(BUENOS AIRES).- «River no quiere que se vaya Santiago Beltrán, pero es muy difícil que se quede. Por ese motivo, ya comenzó a generar charlas con Yassine Bounou. Es el único arquero en la mira por parte del Millonario». La revelación es de Hernán Castillo y marca el rumbo que tomó River con su futuro inmediato bajo los tres palos: mientras intenta renovar a Santiago Beltrán, ya empezó a moverse preventivamente por un posible reemplazante.
El nombre del arquero titular empezó a sonar con fuerza después de que la dirigencia confirmara a Leonardo Ponzio en su cargo. Desde entonces, los encargados de armar el presente del plantel se anticiparon a posibles movimientos por las figuras del equipo, y Beltrán encendió las alarmas por un eventual traspaso a Europa.
El punto de partida de la novela es la cláusula de rescisión del arquero: 25 millones de euros. Ante ese número, Stefano Di Carlo puso en marcha las gestiones para renovar el contrato de Beltrán y elevar ese piso de cara a una eventual negociación. Según las últimas informaciones, la operación va por buen camino, aunque de igual forma no alcanzaría para bajar las expectativas de los equipos interesados en el jugador.
En el propio club, además, el pesimismo está instalado. «Nadie en River se anima a asegurar que Beltrán será el arquero a fines de 2027. Ya que dan casi por descontado que será protagonista de otro traspaso rutilante», revelaron desde TyC Sports hace algunas horas.

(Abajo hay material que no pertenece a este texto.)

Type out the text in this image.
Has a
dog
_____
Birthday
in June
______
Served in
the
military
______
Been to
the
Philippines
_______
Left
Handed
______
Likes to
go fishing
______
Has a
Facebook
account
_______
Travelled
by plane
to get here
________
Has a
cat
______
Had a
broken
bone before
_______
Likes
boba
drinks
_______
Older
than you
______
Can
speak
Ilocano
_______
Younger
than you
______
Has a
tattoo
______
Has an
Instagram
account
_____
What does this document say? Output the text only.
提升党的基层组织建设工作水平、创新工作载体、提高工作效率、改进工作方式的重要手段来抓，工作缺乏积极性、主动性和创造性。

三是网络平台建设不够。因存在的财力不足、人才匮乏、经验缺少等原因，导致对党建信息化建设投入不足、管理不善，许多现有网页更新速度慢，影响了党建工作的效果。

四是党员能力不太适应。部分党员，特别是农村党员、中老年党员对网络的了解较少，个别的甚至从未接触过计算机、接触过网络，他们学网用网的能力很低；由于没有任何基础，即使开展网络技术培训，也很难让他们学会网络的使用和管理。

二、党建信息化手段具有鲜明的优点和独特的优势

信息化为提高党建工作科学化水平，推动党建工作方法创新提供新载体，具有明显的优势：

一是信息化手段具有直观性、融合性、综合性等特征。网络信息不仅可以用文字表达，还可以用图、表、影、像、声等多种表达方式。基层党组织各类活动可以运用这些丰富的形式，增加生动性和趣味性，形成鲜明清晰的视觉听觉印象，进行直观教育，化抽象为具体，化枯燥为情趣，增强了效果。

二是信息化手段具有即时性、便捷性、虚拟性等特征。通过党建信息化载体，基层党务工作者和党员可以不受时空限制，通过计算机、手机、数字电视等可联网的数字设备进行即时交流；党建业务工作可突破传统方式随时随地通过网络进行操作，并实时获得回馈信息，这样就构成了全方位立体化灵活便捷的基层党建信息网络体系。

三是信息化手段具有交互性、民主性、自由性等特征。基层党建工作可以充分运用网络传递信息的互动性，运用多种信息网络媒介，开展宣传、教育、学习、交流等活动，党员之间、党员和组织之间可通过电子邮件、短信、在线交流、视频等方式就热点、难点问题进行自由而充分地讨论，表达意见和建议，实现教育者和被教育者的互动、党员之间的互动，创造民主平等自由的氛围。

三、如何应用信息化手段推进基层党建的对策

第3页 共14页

Esa posibilidad, más allá de lo lejano del próximo período de transferencias, generó una cuota importante de preocupación puertas adentro de Núñez.

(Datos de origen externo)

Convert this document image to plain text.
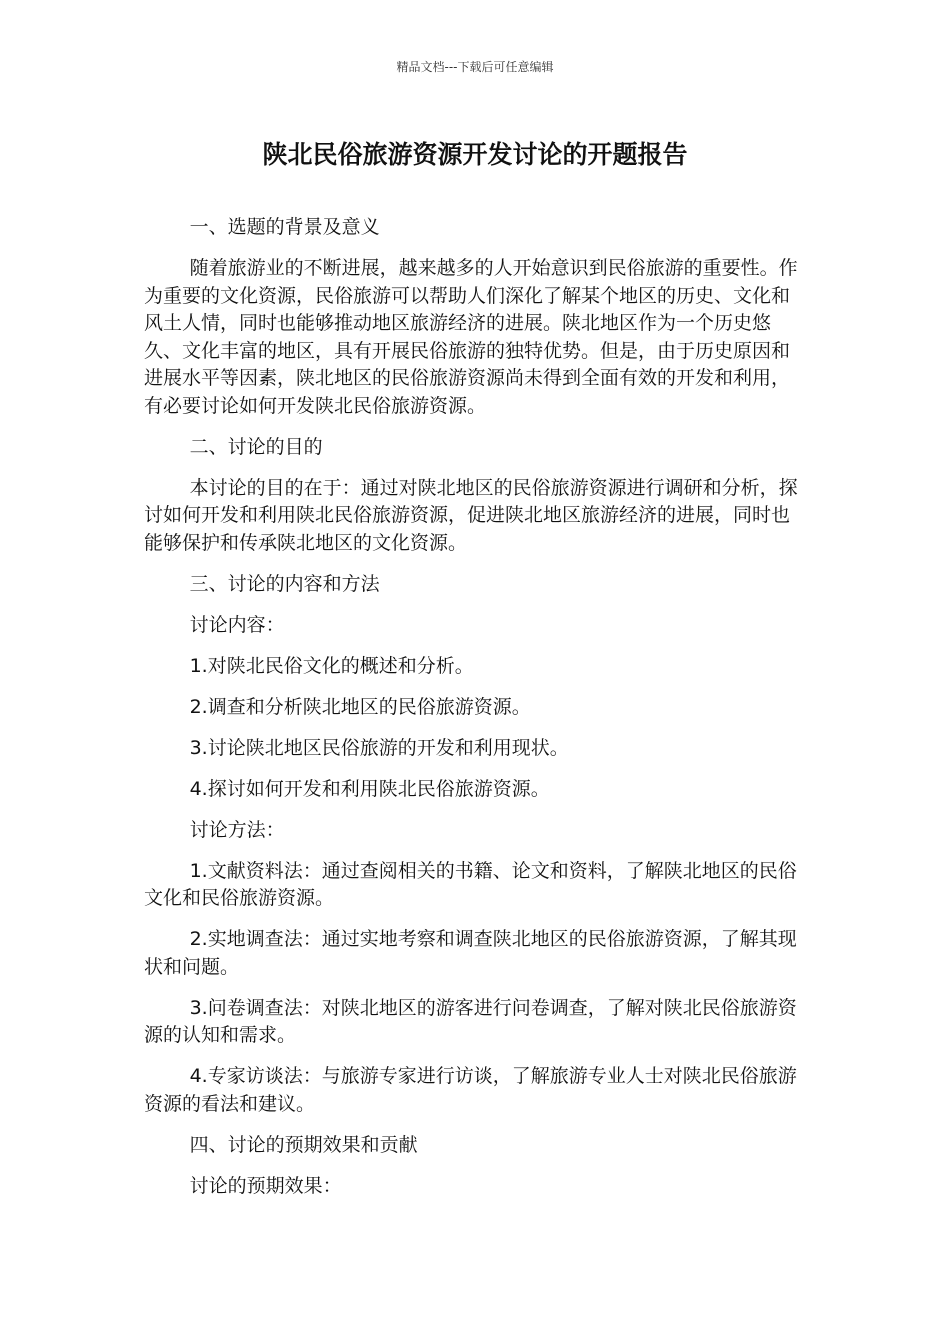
精品文档---下载后可任意编辑
陕北民俗旅游资源开发讨论的开题报告

一、选题的背景及意义

随着旅游业的不断进展，越来越多的人开始意识到民俗旅游的重要性。作为重要的文化资源，民俗旅游可以帮助人们深化了解某个地区的历史、文化和风土人情，同时也能够推动地区旅游经济的进展。陕北地区作为一个历史悠久、文化丰富的地区，具有开展民俗旅游的独特优势。但是，由于历史原因和进展水平等因素，陕北地区的民俗旅游资源尚未得到全面有效的开发和利用，有必要讨论如何开发陕北民俗旅游资源。

二、讨论的目的

本讨论的目的在于：通过对陕北地区的民俗旅游资源进行调研和分析，探讨如何开发和利用陕北民俗旅游资源，促进陕北地区旅游经济的进展，同时也能够保护和传承陕北地区的文化资源。

三、讨论的内容和方法

讨论内容：

1.对陕北民俗文化的概述和分析。

2.调查和分析陕北地区的民俗旅游资源。

3.讨论陕北地区民俗旅游的开发和利用现状。

4.探讨如何开发和利用陕北民俗旅游资源。

讨论方法：

1.文献资料法：通过查阅相关的书籍、论文和资料，了解陕北地区的民俗文化和民俗旅游资源。

2.实地调查法：通过实地考察和调查陕北地区的民俗旅游资源，了解其现状和问题。

3.问卷调查法：对陕北地区的游客进行问卷调查，了解对陕北民俗旅游资源的认知和需求。

4.专家访谈法：与旅游专家进行访谈，了解旅游专业人士对陕北民俗旅游资源的看法和建议。

四、讨论的预期效果和贡献

讨论的预期效果：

El único reemplazante en carpeta
Ante ese escenario, la dirigencia armó un plan alternativo. Castillo aseguró que River hará todo lo posible para convencer a Beltrán de quedarse, pero entiende que las propuestas superadoras desde Europa y el interés de los mejores equipos del mundo volverán la tarea casi imposible. Por eso, Bounou aparece como el único arquero apuntado para una eventual salida del titular.
La postura del club, en definitiva, combina dos frentes que se mueven en paralelo. Por un lado, la búsqueda de la renovación con una cláusula elevada, que funcione como filtro frente a las ofertas externas. Por el otro, el contacto inicial con Bounou, que permite a River no quedar desprotegido si finalmente llega una propuesta imposible de rechazar por el arquero o por la propia institución.
El contexto incentiva esa preparación anticipada. Desde Argentina ya empezó a palpitarse otra transferencia rutilante, de repercusión similar a la que tuvo como protagonista a Franco Mastantuono, y en Núñez son conscientes de que la salida de una figura de la jerarquía de Beltrán movería el mercado completo. El propio Castillo había adelantado que será muy difícil que el club pueda retenerlo, más allá de que desde la dirigencia se muestren firmes en su postura.
La novela del arquero, que sorprendió a todos incluso antes del comienzo del mercado de pases, seguirá avanzando en las próximas semanas. La renovación que impulsa Di Carlo y los contactos por Bounou marcarán el escenario con el que River llegue al próximo período de transferencias con su titular bajo los tres palos.